Conversion of hepatitis B virus relaxed circular to covalently closed circular DNA is supported in murine cells.
BACKGROUND & AIMS: HBV has a narrow host restriction, with humans and chimpanzees representing the only known natural hosts. The molecular correlates of resistance in species that are commonly used in biomedical research, such as mice, are currently incompletely understood. Expression of human NTCP (hNTCP) in mouse hepatocytes enables HBV entry, but subsequently covalently closed circular (cccDNA) does not form in most murine cells. It is unknown if this blockade in cccDNA formation is due to deficiency in repair of relaxed circular DNA (rcDNA) to cccDNA.
METHODS: Here, we deployed both and virological and biochemical approaches to investigate if murine cells contain a complete set of repair factors capable of converting HBV rcDNA to cccDNA.
RESULTS: We demonstrate that HBV cccDNA does form in murine cell culture or in mice when recombinant rcDNA without a protein adduct is directly introduced into cells. We further show that the murine orthologues of core components in DNA lagging strand synthesis, required for the repair of rcDNA to cccDNA in human cells, can support this crucial step in the HBV life cycle. It is worth noting that recombinant HBV rcDNA substrates, either without a protein adduct or containing neutravidin to mimic HBV polymerase, were used in our study; it remains unclear if the HBV polymerase removal processes are the same in mouse and human cells.
CONCLUSIONS: Collectively, our data suggest that the HBV life cycle is blocked post entry and likely before the repair stage in mouse cells, which yields critical insights that will aid in the construction of a mouse model with inbred susceptibility to HBV infection.

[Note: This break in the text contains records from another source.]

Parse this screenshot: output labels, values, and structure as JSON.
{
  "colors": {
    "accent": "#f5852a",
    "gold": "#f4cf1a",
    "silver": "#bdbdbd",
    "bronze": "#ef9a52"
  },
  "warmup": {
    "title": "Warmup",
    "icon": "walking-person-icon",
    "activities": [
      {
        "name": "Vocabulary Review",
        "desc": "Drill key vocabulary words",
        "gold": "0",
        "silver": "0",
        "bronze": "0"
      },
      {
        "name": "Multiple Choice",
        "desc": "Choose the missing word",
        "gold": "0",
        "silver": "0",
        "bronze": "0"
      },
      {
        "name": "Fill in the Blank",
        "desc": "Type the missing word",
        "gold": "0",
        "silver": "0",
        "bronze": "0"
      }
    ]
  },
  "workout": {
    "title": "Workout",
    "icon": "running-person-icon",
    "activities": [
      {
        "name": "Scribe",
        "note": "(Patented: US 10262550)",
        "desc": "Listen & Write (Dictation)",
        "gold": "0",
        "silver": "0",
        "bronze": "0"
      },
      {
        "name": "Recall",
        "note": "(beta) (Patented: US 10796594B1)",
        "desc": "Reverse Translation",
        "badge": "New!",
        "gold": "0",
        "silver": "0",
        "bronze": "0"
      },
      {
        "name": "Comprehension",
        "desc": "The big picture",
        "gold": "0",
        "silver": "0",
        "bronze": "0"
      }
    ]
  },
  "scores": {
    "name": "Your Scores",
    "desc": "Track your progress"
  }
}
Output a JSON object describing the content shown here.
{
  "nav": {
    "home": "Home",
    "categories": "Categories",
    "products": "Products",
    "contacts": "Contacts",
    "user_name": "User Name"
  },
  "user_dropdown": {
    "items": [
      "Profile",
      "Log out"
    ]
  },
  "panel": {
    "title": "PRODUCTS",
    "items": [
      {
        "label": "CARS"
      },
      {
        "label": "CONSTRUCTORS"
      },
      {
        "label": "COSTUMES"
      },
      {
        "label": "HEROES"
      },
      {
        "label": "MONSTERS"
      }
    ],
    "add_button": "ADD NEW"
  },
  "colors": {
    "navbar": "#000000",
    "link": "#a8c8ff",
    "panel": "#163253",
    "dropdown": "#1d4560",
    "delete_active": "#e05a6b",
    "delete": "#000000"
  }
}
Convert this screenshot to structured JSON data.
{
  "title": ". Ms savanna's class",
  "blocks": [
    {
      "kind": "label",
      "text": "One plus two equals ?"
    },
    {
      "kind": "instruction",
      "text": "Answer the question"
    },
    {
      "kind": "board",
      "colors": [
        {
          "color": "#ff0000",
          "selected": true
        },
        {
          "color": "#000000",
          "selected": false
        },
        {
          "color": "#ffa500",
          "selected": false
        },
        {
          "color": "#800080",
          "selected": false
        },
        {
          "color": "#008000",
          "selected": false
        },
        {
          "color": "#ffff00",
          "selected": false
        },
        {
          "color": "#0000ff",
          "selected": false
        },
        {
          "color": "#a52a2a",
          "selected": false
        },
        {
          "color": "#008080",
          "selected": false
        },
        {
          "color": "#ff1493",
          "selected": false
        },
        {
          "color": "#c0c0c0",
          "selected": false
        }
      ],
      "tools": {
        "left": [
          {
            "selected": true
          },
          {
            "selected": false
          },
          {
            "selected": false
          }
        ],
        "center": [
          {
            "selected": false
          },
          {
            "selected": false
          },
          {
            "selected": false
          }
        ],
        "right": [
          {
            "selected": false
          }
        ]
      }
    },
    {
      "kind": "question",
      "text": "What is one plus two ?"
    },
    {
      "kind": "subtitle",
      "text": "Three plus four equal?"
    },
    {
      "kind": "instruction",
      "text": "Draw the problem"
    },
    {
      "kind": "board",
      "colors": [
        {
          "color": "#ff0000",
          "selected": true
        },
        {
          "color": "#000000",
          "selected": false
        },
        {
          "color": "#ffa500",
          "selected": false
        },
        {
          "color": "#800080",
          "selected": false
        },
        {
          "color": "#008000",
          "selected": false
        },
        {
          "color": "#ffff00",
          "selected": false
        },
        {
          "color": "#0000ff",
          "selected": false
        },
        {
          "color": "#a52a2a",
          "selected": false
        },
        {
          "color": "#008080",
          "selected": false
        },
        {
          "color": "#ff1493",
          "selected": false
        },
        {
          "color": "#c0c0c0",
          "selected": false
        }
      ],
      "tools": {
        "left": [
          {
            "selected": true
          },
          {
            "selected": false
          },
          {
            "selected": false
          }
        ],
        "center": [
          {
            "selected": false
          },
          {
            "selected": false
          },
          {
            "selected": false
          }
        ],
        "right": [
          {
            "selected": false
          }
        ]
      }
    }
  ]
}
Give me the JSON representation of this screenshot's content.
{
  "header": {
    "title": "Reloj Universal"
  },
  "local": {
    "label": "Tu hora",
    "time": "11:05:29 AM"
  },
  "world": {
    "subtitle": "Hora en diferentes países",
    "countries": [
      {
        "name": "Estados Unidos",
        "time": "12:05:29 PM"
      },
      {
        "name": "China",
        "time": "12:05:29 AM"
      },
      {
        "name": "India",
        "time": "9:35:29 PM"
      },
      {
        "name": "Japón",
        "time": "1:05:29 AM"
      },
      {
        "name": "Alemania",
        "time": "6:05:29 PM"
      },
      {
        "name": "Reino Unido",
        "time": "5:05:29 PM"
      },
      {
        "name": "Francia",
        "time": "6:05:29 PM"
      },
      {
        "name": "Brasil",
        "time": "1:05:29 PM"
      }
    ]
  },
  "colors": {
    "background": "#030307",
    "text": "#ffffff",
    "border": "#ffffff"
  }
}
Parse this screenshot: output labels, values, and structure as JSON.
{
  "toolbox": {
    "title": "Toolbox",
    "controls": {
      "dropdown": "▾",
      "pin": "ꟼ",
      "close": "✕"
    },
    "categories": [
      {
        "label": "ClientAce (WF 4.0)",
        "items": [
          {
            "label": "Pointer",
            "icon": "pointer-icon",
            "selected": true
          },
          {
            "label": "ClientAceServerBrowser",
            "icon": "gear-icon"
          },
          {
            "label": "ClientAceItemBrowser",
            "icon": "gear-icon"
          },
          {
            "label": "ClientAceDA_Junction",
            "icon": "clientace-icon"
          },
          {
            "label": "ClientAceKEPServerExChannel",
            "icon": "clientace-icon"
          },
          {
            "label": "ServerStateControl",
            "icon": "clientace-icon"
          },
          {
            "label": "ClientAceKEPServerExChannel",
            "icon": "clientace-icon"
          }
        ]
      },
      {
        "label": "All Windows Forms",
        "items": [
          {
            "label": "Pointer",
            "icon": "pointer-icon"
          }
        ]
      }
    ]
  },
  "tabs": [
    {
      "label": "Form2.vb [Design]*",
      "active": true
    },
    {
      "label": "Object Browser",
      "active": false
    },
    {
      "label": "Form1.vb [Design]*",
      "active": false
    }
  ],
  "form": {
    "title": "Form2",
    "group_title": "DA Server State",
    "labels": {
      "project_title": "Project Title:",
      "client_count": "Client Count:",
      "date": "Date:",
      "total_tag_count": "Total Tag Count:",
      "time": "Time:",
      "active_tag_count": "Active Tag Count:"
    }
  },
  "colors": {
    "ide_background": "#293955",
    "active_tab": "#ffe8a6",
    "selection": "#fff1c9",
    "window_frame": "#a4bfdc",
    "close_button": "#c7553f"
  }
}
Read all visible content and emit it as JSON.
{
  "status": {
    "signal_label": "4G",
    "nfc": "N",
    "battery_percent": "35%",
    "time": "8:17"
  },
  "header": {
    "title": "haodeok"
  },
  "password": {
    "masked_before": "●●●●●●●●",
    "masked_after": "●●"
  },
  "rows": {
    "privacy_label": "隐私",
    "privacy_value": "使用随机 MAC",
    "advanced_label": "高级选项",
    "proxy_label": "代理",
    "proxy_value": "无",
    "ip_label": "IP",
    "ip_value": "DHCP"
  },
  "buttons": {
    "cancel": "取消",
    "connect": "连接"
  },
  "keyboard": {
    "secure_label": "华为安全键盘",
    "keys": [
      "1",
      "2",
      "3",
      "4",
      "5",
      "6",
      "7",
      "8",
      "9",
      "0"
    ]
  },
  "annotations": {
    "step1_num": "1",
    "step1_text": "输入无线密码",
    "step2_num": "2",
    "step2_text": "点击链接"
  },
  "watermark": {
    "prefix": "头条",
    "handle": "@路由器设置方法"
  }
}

LAY SUMMARY: Hepatitis B virus (HBV) is only known to infect humans and chimpanzees in nature. Mouse models are often used in modeling disease pathogenesis and preclinical research to assess the efficacy and safety of interventions before they are then tested in human participants. However, because mice are not susceptible to HBV infection it is difficult to accurately model human infection (and test potential treatments) in mouse models. Herein, we have shown that mice are able to perform a key step in the HBV life cycle, tightening the net around the possible reason why HBV can not efficiently infect and replicate in mice.